Putin è diventato il “primo soldato sul campo”. E non bluffa quando minaccia l’atomica

Col discorso di ieri alla nazione russa Putin ha impresso al conflitto in Ucraina un deciso salto di qualità. 

Non più “operazione militare speciale” ma “guerra aperta e conclamata”. Con tutte le conseguenze (e i rischi) del caso.

C’è una differenza tra il primo discorso di Putin alla nazione – quello di inizio invasione in Ucraina, il 24 febbraio – e quello di ieri? Sì, spiega all’AGI Aleksandr Baunov, analista del Carnegie Center di Mosca. Una differenza sintetizzabile in questa formula: il primo “è stato un discorso lungo prima di una guerra corta, il secondo è stato l’inverso: un intervento corto, prima di una guerra lunga”.

Il discorso di quasi sette mesi fa annunciava una “operazione speciale”. Che nei piani di Putin avrebbe dovuto avere breve durata, “denazificando” l’Ucraina e difendendo i russi del Donbass. Quello di ieri, che annuncia la “mobilitazione parziale” e minaccia l’uso dell’atomica contro l’Occidente voglioso di aggredire la Russia, rappresenta un cedimento al “partito della guerra”.

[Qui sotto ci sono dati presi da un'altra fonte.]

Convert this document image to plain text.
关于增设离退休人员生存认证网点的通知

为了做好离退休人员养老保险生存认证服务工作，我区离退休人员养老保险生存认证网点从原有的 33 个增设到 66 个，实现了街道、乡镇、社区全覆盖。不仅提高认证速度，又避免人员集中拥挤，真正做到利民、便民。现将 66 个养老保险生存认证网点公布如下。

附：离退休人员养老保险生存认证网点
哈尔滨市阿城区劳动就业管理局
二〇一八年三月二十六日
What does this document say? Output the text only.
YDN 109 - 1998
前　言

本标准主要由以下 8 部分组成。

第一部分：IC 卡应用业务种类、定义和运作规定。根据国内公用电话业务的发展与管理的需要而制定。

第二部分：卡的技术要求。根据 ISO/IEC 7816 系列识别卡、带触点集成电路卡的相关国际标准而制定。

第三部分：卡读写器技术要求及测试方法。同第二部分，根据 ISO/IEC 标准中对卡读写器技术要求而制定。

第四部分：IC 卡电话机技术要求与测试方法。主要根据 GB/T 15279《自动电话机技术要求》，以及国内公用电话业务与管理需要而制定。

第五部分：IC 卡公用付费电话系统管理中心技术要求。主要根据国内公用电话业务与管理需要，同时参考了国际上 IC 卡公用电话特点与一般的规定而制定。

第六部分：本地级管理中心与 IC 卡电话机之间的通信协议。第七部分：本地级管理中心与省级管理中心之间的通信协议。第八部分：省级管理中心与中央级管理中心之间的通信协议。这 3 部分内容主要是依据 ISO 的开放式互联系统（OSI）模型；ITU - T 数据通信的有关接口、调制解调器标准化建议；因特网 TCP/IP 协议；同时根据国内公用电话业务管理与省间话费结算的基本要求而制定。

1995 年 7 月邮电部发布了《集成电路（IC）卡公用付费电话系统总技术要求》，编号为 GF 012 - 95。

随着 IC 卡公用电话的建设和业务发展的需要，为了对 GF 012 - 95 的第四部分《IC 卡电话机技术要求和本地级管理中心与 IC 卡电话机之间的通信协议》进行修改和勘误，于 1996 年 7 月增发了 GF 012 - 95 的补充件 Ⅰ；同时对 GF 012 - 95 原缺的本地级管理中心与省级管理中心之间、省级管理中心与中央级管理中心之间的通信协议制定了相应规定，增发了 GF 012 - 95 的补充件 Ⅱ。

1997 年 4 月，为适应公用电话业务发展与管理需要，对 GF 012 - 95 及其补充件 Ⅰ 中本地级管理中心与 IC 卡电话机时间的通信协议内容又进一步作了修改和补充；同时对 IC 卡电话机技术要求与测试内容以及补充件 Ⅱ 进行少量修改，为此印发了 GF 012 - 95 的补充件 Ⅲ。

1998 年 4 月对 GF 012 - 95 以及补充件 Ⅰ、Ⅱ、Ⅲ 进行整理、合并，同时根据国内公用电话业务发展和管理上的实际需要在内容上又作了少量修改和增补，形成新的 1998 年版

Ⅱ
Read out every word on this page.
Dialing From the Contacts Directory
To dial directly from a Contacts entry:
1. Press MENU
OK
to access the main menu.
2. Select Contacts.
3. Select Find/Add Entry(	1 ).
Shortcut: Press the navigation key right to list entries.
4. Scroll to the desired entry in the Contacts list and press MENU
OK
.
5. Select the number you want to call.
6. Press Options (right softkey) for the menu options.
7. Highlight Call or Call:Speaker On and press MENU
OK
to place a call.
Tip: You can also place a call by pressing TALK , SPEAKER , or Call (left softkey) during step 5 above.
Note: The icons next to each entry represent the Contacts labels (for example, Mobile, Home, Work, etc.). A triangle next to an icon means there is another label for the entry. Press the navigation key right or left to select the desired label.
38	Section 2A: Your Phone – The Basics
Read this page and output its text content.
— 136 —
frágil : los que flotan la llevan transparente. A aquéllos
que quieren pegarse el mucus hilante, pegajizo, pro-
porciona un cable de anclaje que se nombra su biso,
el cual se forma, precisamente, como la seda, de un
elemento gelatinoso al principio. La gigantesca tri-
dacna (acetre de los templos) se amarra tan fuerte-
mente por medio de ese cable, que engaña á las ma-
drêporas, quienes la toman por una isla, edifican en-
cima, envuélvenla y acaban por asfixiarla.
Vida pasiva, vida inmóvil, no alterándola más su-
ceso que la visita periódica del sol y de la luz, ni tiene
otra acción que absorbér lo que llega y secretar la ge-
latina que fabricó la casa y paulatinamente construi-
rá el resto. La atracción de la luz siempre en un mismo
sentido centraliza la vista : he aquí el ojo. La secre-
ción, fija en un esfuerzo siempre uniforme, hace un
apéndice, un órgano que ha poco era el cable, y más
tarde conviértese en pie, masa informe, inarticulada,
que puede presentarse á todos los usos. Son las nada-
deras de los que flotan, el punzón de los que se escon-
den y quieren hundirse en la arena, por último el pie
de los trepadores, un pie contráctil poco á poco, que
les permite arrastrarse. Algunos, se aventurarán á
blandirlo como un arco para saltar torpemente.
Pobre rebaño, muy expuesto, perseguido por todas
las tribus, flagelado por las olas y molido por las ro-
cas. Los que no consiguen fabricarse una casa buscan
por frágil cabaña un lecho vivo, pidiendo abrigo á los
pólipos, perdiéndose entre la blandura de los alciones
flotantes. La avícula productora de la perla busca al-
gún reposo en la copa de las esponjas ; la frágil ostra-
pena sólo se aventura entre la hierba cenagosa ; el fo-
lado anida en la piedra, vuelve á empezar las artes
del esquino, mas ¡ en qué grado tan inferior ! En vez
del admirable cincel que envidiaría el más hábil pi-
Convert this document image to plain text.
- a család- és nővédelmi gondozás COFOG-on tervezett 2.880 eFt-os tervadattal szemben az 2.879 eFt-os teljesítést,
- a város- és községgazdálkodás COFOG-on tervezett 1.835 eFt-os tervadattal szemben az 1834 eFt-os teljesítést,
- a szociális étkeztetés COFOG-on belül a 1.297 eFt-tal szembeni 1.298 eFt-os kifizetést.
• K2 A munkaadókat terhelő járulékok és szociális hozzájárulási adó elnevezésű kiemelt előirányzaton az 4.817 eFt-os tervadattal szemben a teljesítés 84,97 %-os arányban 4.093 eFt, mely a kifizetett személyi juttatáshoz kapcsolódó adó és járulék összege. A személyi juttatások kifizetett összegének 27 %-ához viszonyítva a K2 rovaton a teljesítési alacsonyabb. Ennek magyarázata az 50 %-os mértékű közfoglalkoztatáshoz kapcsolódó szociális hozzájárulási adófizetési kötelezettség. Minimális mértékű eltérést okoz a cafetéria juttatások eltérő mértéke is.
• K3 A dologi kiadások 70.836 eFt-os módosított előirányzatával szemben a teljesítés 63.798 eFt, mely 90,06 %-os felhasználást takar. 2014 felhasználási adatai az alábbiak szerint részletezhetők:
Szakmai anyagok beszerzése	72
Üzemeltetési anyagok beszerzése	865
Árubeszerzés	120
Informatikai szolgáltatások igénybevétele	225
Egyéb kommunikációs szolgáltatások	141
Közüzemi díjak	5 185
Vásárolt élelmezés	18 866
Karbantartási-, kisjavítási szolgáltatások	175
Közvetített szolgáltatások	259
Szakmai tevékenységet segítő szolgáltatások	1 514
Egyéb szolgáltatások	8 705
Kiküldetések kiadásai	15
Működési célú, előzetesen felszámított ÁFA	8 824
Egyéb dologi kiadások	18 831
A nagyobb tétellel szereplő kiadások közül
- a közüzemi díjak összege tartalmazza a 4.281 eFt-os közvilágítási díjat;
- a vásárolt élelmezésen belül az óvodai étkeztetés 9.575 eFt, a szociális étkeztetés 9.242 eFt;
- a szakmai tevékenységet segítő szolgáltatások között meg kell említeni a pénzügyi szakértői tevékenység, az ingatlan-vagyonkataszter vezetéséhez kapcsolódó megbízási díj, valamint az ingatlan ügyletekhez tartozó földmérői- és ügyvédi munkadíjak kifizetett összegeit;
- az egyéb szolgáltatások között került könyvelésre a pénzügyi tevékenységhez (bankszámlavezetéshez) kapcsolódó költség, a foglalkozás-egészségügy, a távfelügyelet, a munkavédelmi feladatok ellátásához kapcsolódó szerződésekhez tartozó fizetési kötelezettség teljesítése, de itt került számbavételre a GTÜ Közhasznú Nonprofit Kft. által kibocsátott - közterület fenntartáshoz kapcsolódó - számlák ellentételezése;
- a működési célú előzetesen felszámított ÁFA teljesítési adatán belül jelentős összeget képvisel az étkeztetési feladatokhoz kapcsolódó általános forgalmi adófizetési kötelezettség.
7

Altra differenza tra i due discorsi: il primo “era stato molto lungo, pieno di riferimenti storici e di ideologia”. Si trattava del discorso di qualcuno che si mostrava molto sicuro di sé, pronto a conquistare un risultato veloce. L’intervento di ieri, prosegue Baunov, invece è stato “molto breve, di carattere puramente pratico, privo di riferimenti storici o ideologici, assolutamente non corrispondente, sul piano delle emozioni, alla necessità di chiamare il popolo a combattere”.

Un salto di qualità

Fatto sta che con la mobilitazione (ancorché parziale) annunciata dal Cremlino il conflitto in Ucraina fa un salto di qualità: da “operazione speciale” a “guerra”. Per Baunov “Putin non voleva arrivare a tanto”. Ma, probabilmente suo malgrado, ha dovuto cedere alle pressioni del partito della guerra, ovverosia “quella fazione nell’establishment che da tempo chiede un impiego di risorse massiccio e che si scontrava con il partito dell’operazione speciale, fatto da coloro che volevano un intervento veloce, condotto da professionisti e senza sconvolgere la vita e l’economia del Paese”.

A inclinare Putin dalla parte del “partito dell’operazione speciale”, ricorda l’analista, è la sua formazione di agente speciale. La sua stessa carriera politica, a cominciare dall’ascesa al Cremlino tra il 1999 e il 2000, assomiglia molto infatti una operazione speciale: operazioni limitate nel tempo e portate avanti chirurgicamente da “professionisti”. Anche la tempistica dell’intervento in Ucraina avrebbe dovuto avere tempi limitati, calcolati probabilmente attorno ai semi mesi.

La crisi del modello dell’”operazione speciale”

Il modello dell’”operazione speciale”, sottolinea Baunov, però è entrato in crisi. Da un lato per le pressioni cinesi per porre fine al conflitto, dall’altro per il successo della controffensiva ucraina a Kharkiv. Un altro problema evidenziato dall’analista moscovita è la carenza di uomini. Come col Covid, Putin ha delegato al ministero della Difesa, ai governatori e ai contractor la ricerca di volontari da arruolare per il fronte. Ma la tattica non ha funzionato a dovere.

Comunque sia, da ieri Putin non è più il capo dell’operazione militare speciale, ma il primo soldato sul campo e si tratta di un grande cambiamento”, spiega ’analista. Che invita a sottovalutare la minaccia nucleare agitata dal capo del Cremlino.

“Il principale obiettivo della mobilitazione è dimostrare che la Russia non bluffa, che le sue intenzioni rimangono serie”, avverte Baunov. “Quando Putin parla di arma nucleare bisogna capire che non sono solo parole, purtroppo: il suo sistema di coordinate prevede che se inizi a minacciare o ti ascoltano o devi attuare quella minaccia, si tratta di un’escalation pericolosa, perché su questo piano non ci sono limiti. Ora bisogna presto capire come uscirne”, conclude l’esperto del Carnegie Center.